В венте, куда мы вошли, всё дрожало от храпа, была сиеста. Только ценою нескольких исковерканных испанских слов мне удалось под видом богатого генуэзского дядюшки разжиться порцией биточков с макаронами.
Прошло какое-то время, но не слишком много, в продолжение которого я уговаривал себя, что сознательно погрешившему против священной кастильской речи, мне еще уготовано сравнительно легкое наказание — разумея под этим стоявшее предо мною лакомство. Вдруг вижу: дон Эдмондо, свет очей моих! На кого похож! Спускается с галереи задавленным комариком тот, кто грозился обернуться шпанской мушкой Цокотухэс. Я, конечно, притворяюсь, что ничего не замечаю. «Проколол?» — спрашиваю из деликатности. Ни своими словами, ни тем более дословно, передать его ответ я не возьмусь. На сей неблагозвучной ноте мы и расстались в тот день.
А с раннего утра по Толедо разнеслось: «Сокодоверский мудрец мертв», «Корчете нашли Видриеру мертвым и снова потеряли», «Гостиница Севильянца стала ареной чудовищного злодеяния: прекрасная судомойка Галя и сам Севильянец едва не разделили участь задушенного Видриеры», «Осиротел Сан-Мигель. Колдуньи всего города требуют: дайте нам осколки Видриеры, и мы их склеим», «Альгуасил долго допрашивал двух работниц отеля, однако никаких арестов пока не последовало», «Молчание хустисии объясняется очень просто: дон Педро не знает, как сказать по-русски „cherchez la femme“», «Почему альгуасил не прикоснулся к своей любимой бараньей пуэлье?», «Они знают больше, чем говорят».

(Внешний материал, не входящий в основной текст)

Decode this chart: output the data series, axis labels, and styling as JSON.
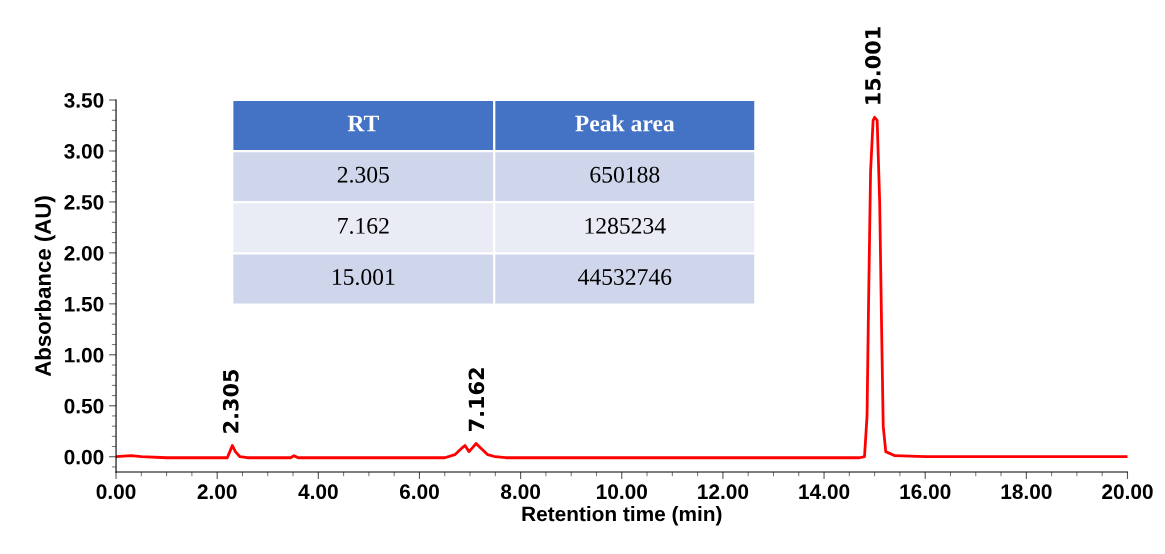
{
  "chart_data": {
    "type": "line",
    "xlabel": "Retention time (min)",
    "ylabel": "Absorbance (AU)",
    "xlim": [
      0,
      20
    ],
    "ylim": [
      -0.15,
      3.5
    ],
    "xticks": [
      {
        "value": 0,
        "label": "0.00"
      },
      {
        "value": 2,
        "label": "2.00"
      },
      {
        "value": 4,
        "label": "4.00"
      },
      {
        "value": 6,
        "label": "6.00"
      },
      {
        "value": 8,
        "label": "8.00"
      },
      {
        "value": 10,
        "label": "10.00"
      },
      {
        "value": 12,
        "label": "12.00"
      },
      {
        "value": 14,
        "label": "14.00"
      },
      {
        "value": 16,
        "label": "16.00"
      },
      {
        "value": 18,
        "label": "18.00"
      },
      {
        "value": 20,
        "label": "20.00"
      }
    ],
    "yticks": [
      {
        "value": 0,
        "label": "0.00"
      },
      {
        "value": 0.5,
        "label": "0.50"
      },
      {
        "value": 1,
        "label": "1.00"
      },
      {
        "value": 1.5,
        "label": "1.50"
      },
      {
        "value": 2,
        "label": "2.00"
      },
      {
        "value": 2.5,
        "label": "2.50"
      },
      {
        "value": 3,
        "label": "3.00"
      },
      {
        "value": 3.5,
        "label": "3.50"
      }
    ],
    "grid": false,
    "legend": false,
    "marker": "none",
    "line_style": "solid",
    "series": [
      {
        "color": "#ff0000",
        "x": [
          0,
          0.3,
          0.5,
          1.0,
          2.0,
          2.2,
          2.25,
          2.3,
          2.36,
          2.45,
          2.6,
          3.45,
          3.52,
          3.6,
          6.5,
          6.7,
          6.85,
          6.9,
          6.98,
          7.05,
          7.12,
          7.2,
          7.35,
          7.5,
          7.7,
          14.7,
          14.8,
          14.85,
          14.88,
          14.92,
          14.97,
          15.0,
          15.05,
          15.1,
          15.14,
          15.17,
          15.22,
          15.4,
          16.0,
          18.0,
          20.0
        ],
        "values": [
          0.0,
          0.01,
          0.0,
          -0.01,
          -0.01,
          -0.01,
          0.05,
          0.11,
          0.05,
          0.0,
          -0.01,
          -0.01,
          0.01,
          -0.01,
          -0.01,
          0.02,
          0.09,
          0.11,
          0.05,
          0.09,
          0.13,
          0.09,
          0.02,
          0.0,
          -0.01,
          -0.01,
          0.0,
          0.4,
          1.5,
          2.8,
          3.3,
          3.33,
          3.3,
          2.5,
          1.2,
          0.3,
          0.05,
          0.01,
          0.0,
          0.0,
          0.0
        ]
      }
    ],
    "annotations": [
      {
        "text": "2.305",
        "x": 2.305,
        "y": 0.11
      },
      {
        "text": "7.162",
        "x": 7.162,
        "y": 0.13
      },
      {
        "text": "15.001",
        "x": 15.001,
        "y": 3.33
      },
      "RT",
      "Peak area",
      "2.305",
      "650188",
      "7.162",
      "1285234",
      "15.001",
      "44532746"
    ]
  }
}
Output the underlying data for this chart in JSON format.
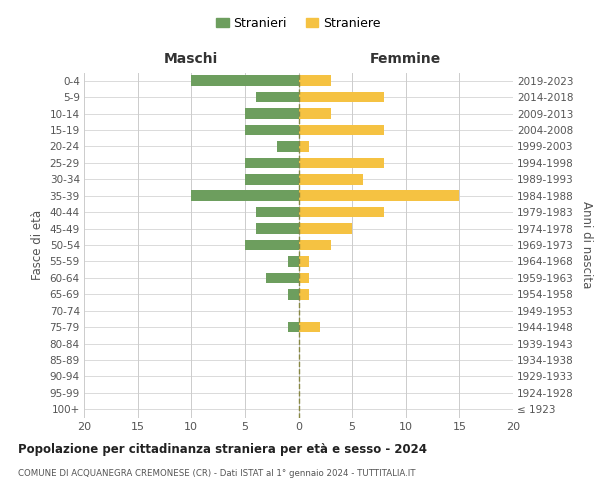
{
  "age_groups": [
    "100+",
    "95-99",
    "90-94",
    "85-89",
    "80-84",
    "75-79",
    "70-74",
    "65-69",
    "60-64",
    "55-59",
    "50-54",
    "45-49",
    "40-44",
    "35-39",
    "30-34",
    "25-29",
    "20-24",
    "15-19",
    "10-14",
    "5-9",
    "0-4"
  ],
  "birth_years": [
    "≤ 1923",
    "1924-1928",
    "1929-1933",
    "1934-1938",
    "1939-1943",
    "1944-1948",
    "1949-1953",
    "1954-1958",
    "1959-1963",
    "1964-1968",
    "1969-1973",
    "1974-1978",
    "1979-1983",
    "1984-1988",
    "1989-1993",
    "1994-1998",
    "1999-2003",
    "2004-2008",
    "2009-2013",
    "2014-2018",
    "2019-2023"
  ],
  "maschi": [
    0,
    0,
    0,
    0,
    0,
    1,
    0,
    1,
    3,
    1,
    5,
    4,
    4,
    10,
    5,
    5,
    2,
    5,
    5,
    4,
    10
  ],
  "femmine": [
    0,
    0,
    0,
    0,
    0,
    2,
    0,
    1,
    1,
    1,
    3,
    5,
    8,
    15,
    6,
    8,
    1,
    8,
    3,
    8,
    3
  ],
  "color_maschi": "#6d9e5e",
  "color_femmine": "#f5c242",
  "title": "Popolazione per cittadinanza straniera per età e sesso - 2024",
  "subtitle": "COMUNE DI ACQUANEGRA CREMONESE (CR) - Dati ISTAT al 1° gennaio 2024 - TUTTITALIA.IT",
  "ylabel_left": "Fasce di età",
  "ylabel_right": "Anni di nascita",
  "xlabel_maschi": "Maschi",
  "xlabel_femmine": "Femmine",
  "legend_maschi": "Stranieri",
  "legend_femmine": "Straniere",
  "xlim": 20,
  "background_color": "#ffffff",
  "grid_color": "#cccccc",
  "bar_height": 0.65
}
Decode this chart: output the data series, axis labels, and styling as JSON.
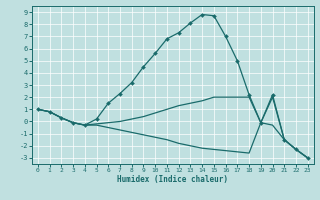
{
  "xlabel": "Humidex (Indice chaleur)",
  "xlim": [
    -0.5,
    23.5
  ],
  "ylim": [
    -3.5,
    9.5
  ],
  "xticks": [
    0,
    1,
    2,
    3,
    4,
    5,
    6,
    7,
    8,
    9,
    10,
    11,
    12,
    13,
    14,
    15,
    16,
    17,
    18,
    19,
    20,
    21,
    22,
    23
  ],
  "yticks": [
    -3,
    -2,
    -1,
    0,
    1,
    2,
    3,
    4,
    5,
    6,
    7,
    8,
    9
  ],
  "bg_color": "#c0e0e0",
  "line_color": "#1a6b6b",
  "grid_color": "#ffffff",
  "line1_x": [
    0,
    1,
    2,
    3,
    4,
    5,
    6,
    7,
    8,
    9,
    10,
    11,
    12,
    13,
    14,
    15,
    16,
    17,
    18,
    19,
    20,
    21,
    22,
    23
  ],
  "line1_y": [
    1.0,
    0.8,
    0.3,
    -0.1,
    -0.3,
    0.2,
    1.5,
    2.3,
    3.2,
    4.5,
    5.6,
    6.8,
    7.3,
    8.1,
    8.8,
    8.7,
    7.0,
    5.0,
    2.2,
    -0.1,
    2.2,
    -1.5,
    -2.3,
    -3.0
  ],
  "line2_x": [
    0,
    1,
    2,
    3,
    4,
    5,
    6,
    7,
    8,
    9,
    10,
    11,
    12,
    13,
    14,
    15,
    16,
    17,
    18,
    19,
    20,
    21,
    22,
    23
  ],
  "line2_y": [
    1.0,
    0.8,
    0.3,
    -0.1,
    -0.3,
    -0.2,
    -0.1,
    0.0,
    0.2,
    0.4,
    0.7,
    1.0,
    1.3,
    1.5,
    1.7,
    2.0,
    2.0,
    2.0,
    2.0,
    -0.1,
    2.0,
    -1.5,
    -2.3,
    -3.0
  ],
  "line3_x": [
    0,
    1,
    2,
    3,
    4,
    5,
    6,
    7,
    8,
    9,
    10,
    11,
    12,
    13,
    14,
    15,
    16,
    17,
    18,
    19,
    20,
    21,
    22,
    23
  ],
  "line3_y": [
    1.0,
    0.8,
    0.3,
    -0.1,
    -0.3,
    -0.3,
    -0.5,
    -0.7,
    -0.9,
    -1.1,
    -1.3,
    -1.5,
    -1.8,
    -2.0,
    -2.2,
    -2.3,
    -2.4,
    -2.5,
    -2.6,
    -0.1,
    -0.3,
    -1.5,
    -2.3,
    -3.0
  ]
}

Из обрывков этих разговоров я понял, что стряслось, и первая моя мысль была: «Эдмондо!» Но прежде, желая проникнуть во все детали следствия, я подстерег маленького Педрильо. Напомню вашей светлости, что этому стрелецкому пацану мы обязаны любопытнейшими подробностями о жизни и подвигах святого Мартина. [7] См. прим. к первой части № 85.

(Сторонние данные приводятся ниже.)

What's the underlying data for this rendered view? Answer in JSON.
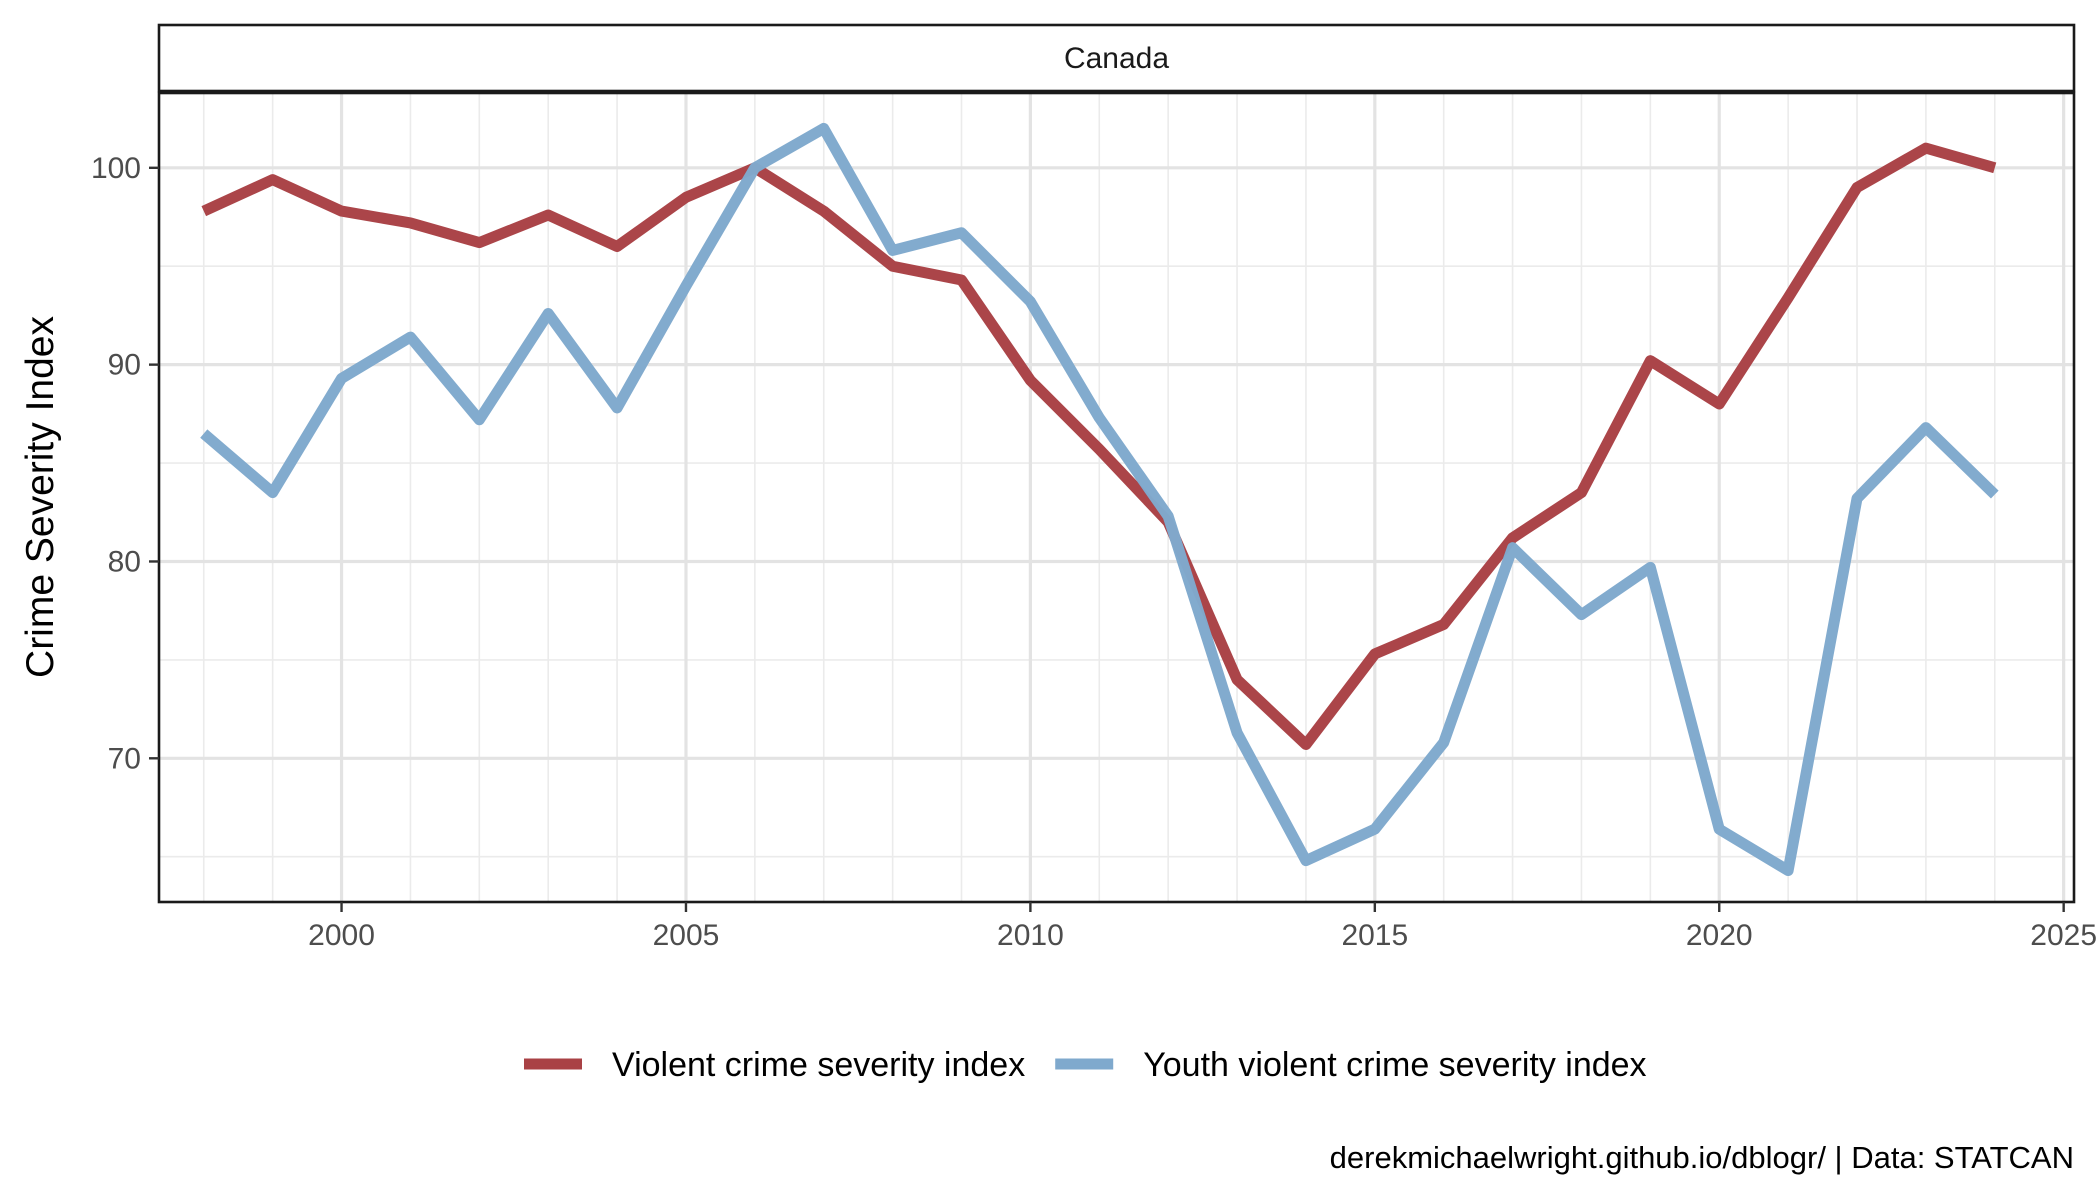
{
  "chart_data": {
    "type": "line",
    "facet": "Canada",
    "xlabel": "",
    "ylabel": "Crime Severity Index",
    "x_ticks": [
      2000,
      2005,
      2010,
      2015,
      2020,
      2025
    ],
    "y_ticks": [
      70,
      80,
      90,
      100
    ],
    "xlim": [
      1997.35,
      2025.15
    ],
    "ylim": [
      62.7,
      103.8
    ],
    "x": [
      1998,
      1999,
      2000,
      2001,
      2002,
      2003,
      2004,
      2005,
      2006,
      2007,
      2008,
      2009,
      2010,
      2011,
      2012,
      2013,
      2014,
      2015,
      2016,
      2017,
      2018,
      2019,
      2020,
      2021,
      2022,
      2023,
      2024
    ],
    "series": [
      {
        "name": "Violent crime severity index",
        "color": "#a94145",
        "values": [
          97.8,
          99.4,
          97.8,
          97.2,
          96.2,
          97.6,
          96.0,
          98.5,
          100.0,
          97.8,
          95.0,
          94.3,
          89.2,
          85.7,
          82.0,
          74.0,
          70.7,
          75.3,
          76.8,
          81.2,
          83.5,
          90.2,
          88.0,
          93.4,
          99.0,
          101.0,
          100.0
        ]
      },
      {
        "name": "Youth violent crime severity index",
        "color": "#7fa9cd",
        "values": [
          86.5,
          83.5,
          89.3,
          91.4,
          87.2,
          92.6,
          87.8,
          94.0,
          100.0,
          102.0,
          95.8,
          96.7,
          93.2,
          87.3,
          82.3,
          71.3,
          64.8,
          66.4,
          70.8,
          80.7,
          77.3,
          79.7,
          66.4,
          64.3,
          83.2,
          86.8,
          83.4
        ]
      }
    ],
    "grid": true,
    "legend_position": "bottom",
    "caption": "derekmichaelwright.github.io/dblogr/ | Data: STATCAN"
  }
}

И всё за каких-то пару сентаво — на сей раз я купил ему маковых треугольничков по сентаво девяносто, все дорожает в Датском королевстве. Но не буду отвлекаться сторонним. Найти дона Эдмондо не составляло труда. Когда он не ночует дома, то обычное его пристанище — притон убогой хуанитки, некоего безымянного существа: ее имя лишалось права на заглавную букву, благодаря совпадению с именем нарицательным.

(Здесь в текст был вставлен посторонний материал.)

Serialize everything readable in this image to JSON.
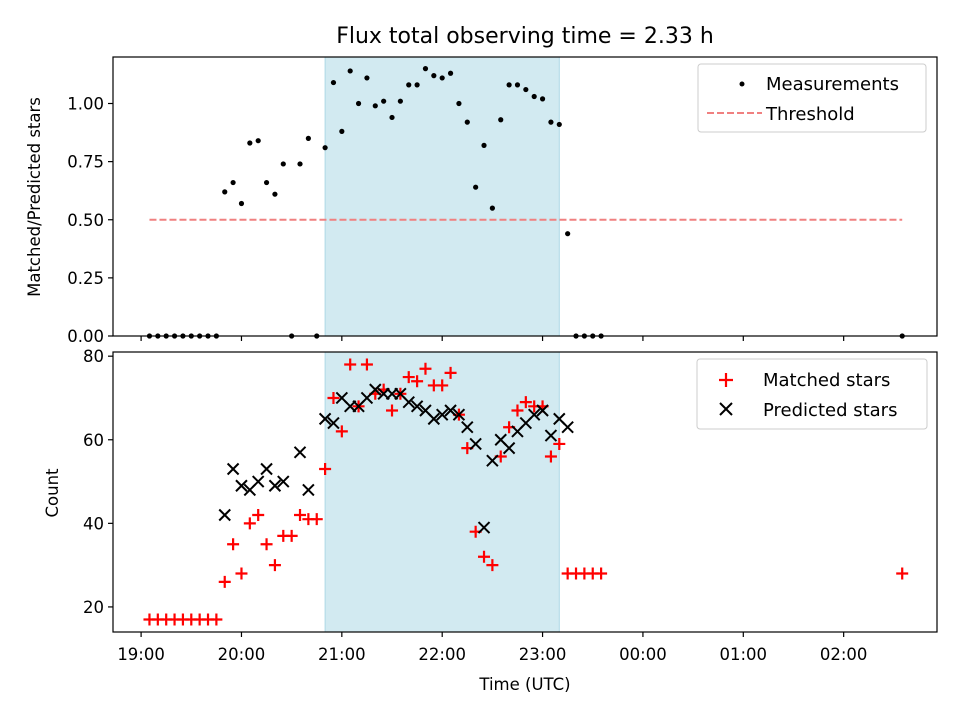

Эдмондо мой спал сном отнюдь не праведника, но человека до крайности изнуренного своим нечестием. Закравшееся мне в душу подозрение усилилось, когда я узнал от хуанитки — и это подтвердили обе ее товарки, Бланка и Розка — что «миленький» пожаловал к ней лишь под утро, видом — черт обваренный. [7] См. прим. к первой части № 85.
Хуанитка все вздыхала: «миленького испортили».